Ein legales Modell zur Liquidierung von Krypto-Vermögen ohne innere Widersprüche

Am 6. Juni gab das Amt für öffentliche Sicherheit der Stadt Beijing eine Vereinbarung mit der Beijing Stock Exchange (CBEX) bekannt. Ziel: Die Abwicklung und der Verkauf von in Strafverfahren beschlagnahmten Kryptowährungen. Erstmals wird damit ein offizieller Rahmen geschaffen, um illegale digitale Vermögenswerte in staatliche Einnahmen umzuwandeln.
Die CBEX wird autorisierte Vermittler benennen, die über regulierte Krypto-Börsen in Hongkong agieren. Nach jedem Verkauf werden die Erlöse in chinesische Yuan konvertiert und auf staatliche Konten überwiesen. Laut der offiziellen WeChat-Mitteilung der Behörde ist dieses Verfahren Teil des neuen „Modell Beijing“.
Dieses Modell zielt darauf ab, den Umgang mit der wachsenden Menge an Bitcoin und anderen Kryptowährungen, die von der Polizei im Rahmen strafrechtlicher Ermittlungen im ganzen Land beschlagnahmt wurden, zu standardisieren.
Diskrete Operationen, massive Bestände – und eine implizite Botschaft

Obwohl die Mitteilung keine genauen Angaben zur Menge an BTC macht, die der chinesische Staat zu verkaufen beabsichtigt, deuten inoffizielle Berichte auf ein erhebliches Volumen hin. Laut Buy Bitcoin Worldwide hätten die chinesischen Behörden seit 2019 mindestens 194.000 BTC angesammelt, von denen ein Teil bereits verkauft worden sei.

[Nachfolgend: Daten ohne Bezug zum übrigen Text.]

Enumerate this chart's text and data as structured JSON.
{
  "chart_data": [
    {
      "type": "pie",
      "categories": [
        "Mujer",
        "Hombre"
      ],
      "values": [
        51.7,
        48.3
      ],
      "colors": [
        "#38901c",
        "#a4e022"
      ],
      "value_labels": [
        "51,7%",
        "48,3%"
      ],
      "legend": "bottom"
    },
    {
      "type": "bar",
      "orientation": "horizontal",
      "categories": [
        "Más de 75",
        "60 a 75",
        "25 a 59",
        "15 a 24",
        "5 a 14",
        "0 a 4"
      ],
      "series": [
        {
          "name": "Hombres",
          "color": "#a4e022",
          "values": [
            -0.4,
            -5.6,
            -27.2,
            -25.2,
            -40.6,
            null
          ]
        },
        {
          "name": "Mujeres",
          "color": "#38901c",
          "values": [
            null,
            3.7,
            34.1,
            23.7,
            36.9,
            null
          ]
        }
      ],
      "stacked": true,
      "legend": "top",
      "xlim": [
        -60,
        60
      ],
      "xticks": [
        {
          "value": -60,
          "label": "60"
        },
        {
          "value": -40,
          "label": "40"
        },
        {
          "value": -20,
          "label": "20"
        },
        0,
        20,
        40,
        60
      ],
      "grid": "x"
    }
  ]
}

Bereits seit April gab es Hinweise darauf, dass lokale Regierungen privaten Unternehmen die Aufgabe übertragen, Krypto-Vermögenswerte über internationale Börsen zu verkaufen. Der Unterschied besteht nun darin, dass das „Beijing-Modell“ die Operation zentralisiert und über die staatliche Börse institutionalisiert – was viele als einen strategischeren Schritt für das Land ansehen.

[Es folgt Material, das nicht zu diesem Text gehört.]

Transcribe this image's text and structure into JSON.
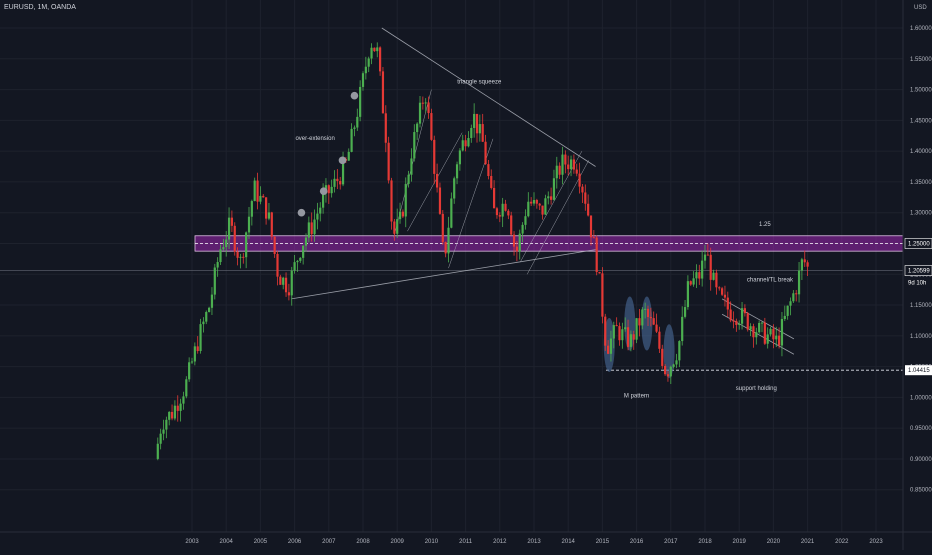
{
  "header": {
    "symbol_title": "EURUSD, 1M, OANDA",
    "currency": "USD"
  },
  "chart_data": {
    "type": "candlestick",
    "background": "#131722",
    "colors": {
      "up": "#4caf50",
      "down": "#e53935",
      "zone": "#9c27b0",
      "pattern": "#4a6a9a",
      "lines": "#b2b5be"
    },
    "ylim": [
      0.85,
      1.65
    ],
    "y_ticks": [
      1.6,
      1.55,
      1.5,
      1.45,
      1.4,
      1.35,
      1.3,
      1.25,
      1.2,
      1.15,
      1.1,
      1.05,
      1.0,
      0.95,
      0.9,
      0.85
    ],
    "y_tick_labels": [
      "1.60000",
      "1.55000",
      "1.50000",
      "1.45000",
      "1.40000",
      "1.35000",
      "1.30000",
      "1.25000",
      "1.20000",
      "1.15000",
      "1.10000",
      "1.05000",
      "1.00000",
      "0.95000",
      "0.90000",
      "0.85000"
    ],
    "x_ticks": [
      2003,
      2004,
      2005,
      2006,
      2007,
      2008,
      2009,
      2010,
      2011,
      2012,
      2013,
      2014,
      2015,
      2016,
      2017,
      2018,
      2019,
      2020,
      2021,
      2022,
      2023
    ],
    "x_tick_labels": [
      "2003",
      "2004",
      "2005",
      "2006",
      "2007",
      "2008",
      "2009",
      "2010",
      "2011",
      "2012",
      "2013",
      "2014",
      "2015",
      "2016",
      "2017",
      "2018",
      "2019",
      "2020",
      "2021",
      "2022",
      "2023"
    ],
    "x_range": [
      2002.0,
      2023.9
    ],
    "path": [
      [
        2002.0,
        0.9
      ],
      [
        2002.2,
        0.96
      ],
      [
        2002.5,
        0.975
      ],
      [
        2002.9,
        1.02
      ],
      [
        2003.3,
        1.1
      ],
      [
        2003.6,
        1.15
      ],
      [
        2003.9,
        1.24
      ],
      [
        2004.2,
        1.28
      ],
      [
        2004.5,
        1.22
      ],
      [
        2004.9,
        1.34
      ],
      [
        2005.3,
        1.3
      ],
      [
        2005.6,
        1.2
      ],
      [
        2005.9,
        1.18
      ],
      [
        2006.3,
        1.25
      ],
      [
        2006.6,
        1.28
      ],
      [
        2006.9,
        1.32
      ],
      [
        2007.3,
        1.35
      ],
      [
        2007.6,
        1.38
      ],
      [
        2007.9,
        1.46
      ],
      [
        2008.3,
        1.58
      ],
      [
        2008.5,
        1.56
      ],
      [
        2008.8,
        1.4
      ],
      [
        2008.95,
        1.26
      ],
      [
        2009.2,
        1.29
      ],
      [
        2009.5,
        1.4
      ],
      [
        2009.9,
        1.5
      ],
      [
        2010.2,
        1.36
      ],
      [
        2010.45,
        1.22
      ],
      [
        2010.8,
        1.38
      ],
      [
        2011.3,
        1.46
      ],
      [
        2011.6,
        1.41
      ],
      [
        2011.9,
        1.3
      ],
      [
        2012.3,
        1.32
      ],
      [
        2012.55,
        1.23
      ],
      [
        2012.9,
        1.32
      ],
      [
        2013.3,
        1.3
      ],
      [
        2013.6,
        1.34
      ],
      [
        2013.9,
        1.38
      ],
      [
        2014.3,
        1.385
      ],
      [
        2014.6,
        1.32
      ],
      [
        2014.95,
        1.21
      ],
      [
        2015.2,
        1.08
      ],
      [
        2015.5,
        1.11
      ],
      [
        2015.9,
        1.09
      ],
      [
        2016.3,
        1.14
      ],
      [
        2016.6,
        1.11
      ],
      [
        2016.95,
        1.04
      ],
      [
        2017.3,
        1.08
      ],
      [
        2017.6,
        1.18
      ],
      [
        2017.95,
        1.2
      ],
      [
        2018.1,
        1.24
      ],
      [
        2018.4,
        1.17
      ],
      [
        2018.8,
        1.14
      ],
      [
        2019.2,
        1.13
      ],
      [
        2019.6,
        1.11
      ],
      [
        2019.9,
        1.1
      ],
      [
        2020.2,
        1.09
      ],
      [
        2020.5,
        1.14
      ],
      [
        2020.75,
        1.18
      ],
      [
        2020.95,
        1.225
      ],
      [
        2021.08,
        1.21
      ]
    ],
    "zone": {
      "top": 1.2625,
      "bottom": 1.2375,
      "mid": 1.25
    },
    "support_level": 1.04415,
    "trendlines": [
      {
        "name": "upper-trendline",
        "points": [
          [
            2008.55,
            1.6
          ],
          [
            2014.8,
            1.375
          ]
        ]
      },
      {
        "name": "lower-trendline",
        "points": [
          [
            2005.9,
            1.16
          ],
          [
            2014.8,
            1.24
          ]
        ]
      },
      {
        "name": "channel-upper",
        "points": [
          [
            2018.5,
            1.16
          ],
          [
            2020.6,
            1.095
          ]
        ]
      },
      {
        "name": "channel-lower",
        "points": [
          [
            2018.5,
            1.135
          ],
          [
            2020.6,
            1.07
          ]
        ]
      },
      {
        "name": "pitchfork-line-1",
        "points": [
          [
            2008.9,
            1.26
          ],
          [
            2010.0,
            1.5
          ]
        ]
      },
      {
        "name": "pitchfork-line-2",
        "points": [
          [
            2009.3,
            1.27
          ],
          [
            2010.9,
            1.43
          ]
        ]
      },
      {
        "name": "pitchfork-line-3",
        "points": [
          [
            2010.5,
            1.21
          ],
          [
            2011.8,
            1.42
          ]
        ]
      },
      {
        "name": "pitchfork-line-4",
        "points": [
          [
            2012.6,
            1.22
          ],
          [
            2014.4,
            1.4
          ]
        ]
      },
      {
        "name": "pitchfork-line-5",
        "points": [
          [
            2012.8,
            1.2
          ],
          [
            2014.6,
            1.385
          ]
        ]
      }
    ],
    "dots": [
      [
        2006.2,
        1.3
      ],
      [
        2006.85,
        1.335
      ],
      [
        2007.4,
        1.385
      ],
      [
        2007.75,
        1.49
      ]
    ],
    "m_pattern_ovals": [
      [
        2015.2,
        1.085
      ],
      [
        2015.8,
        1.12
      ],
      [
        2016.3,
        1.12
      ],
      [
        2016.95,
        1.075
      ]
    ],
    "annotations": [
      {
        "text": "triangle squeeze",
        "x": 2011.4,
        "y": 1.51
      },
      {
        "text": "over-extension",
        "x": 2006.6,
        "y": 1.418
      },
      {
        "text": "1.25",
        "x": 2019.75,
        "y": 1.278
      },
      {
        "text": "channel/TL break",
        "x": 2019.9,
        "y": 1.188
      },
      {
        "text": "M pattern",
        "x": 2016.0,
        "y": 1.0
      },
      {
        "text": "support holding",
        "x": 2019.5,
        "y": 1.012
      }
    ],
    "price_labels": {
      "zone_label": "1.25000",
      "current_price": "1.20599",
      "countdown": "9d 10h",
      "support_label": "1.04415"
    },
    "current_price_value": 1.20599
  }
}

In diesem Kontext fungiert Hongkong als rechtliche und finanzielle Brücke. Während China den direkten Handel mit Kryptowährungen weiterhin verbietet, fördert seine Sonderverwaltungsregion aktiv Fintech-Innovationen. Das Ergebnis ist ein Mechanismus, der es dem Staat ermöglicht, Bitcoin in Bargeld umzuwandeln, ohne gegen die eigenen Vorschriften zu verstoßen, und gleichzeitig seine Kontrolle über beschlagnahmte digitale Vermögenswerte zu stärken.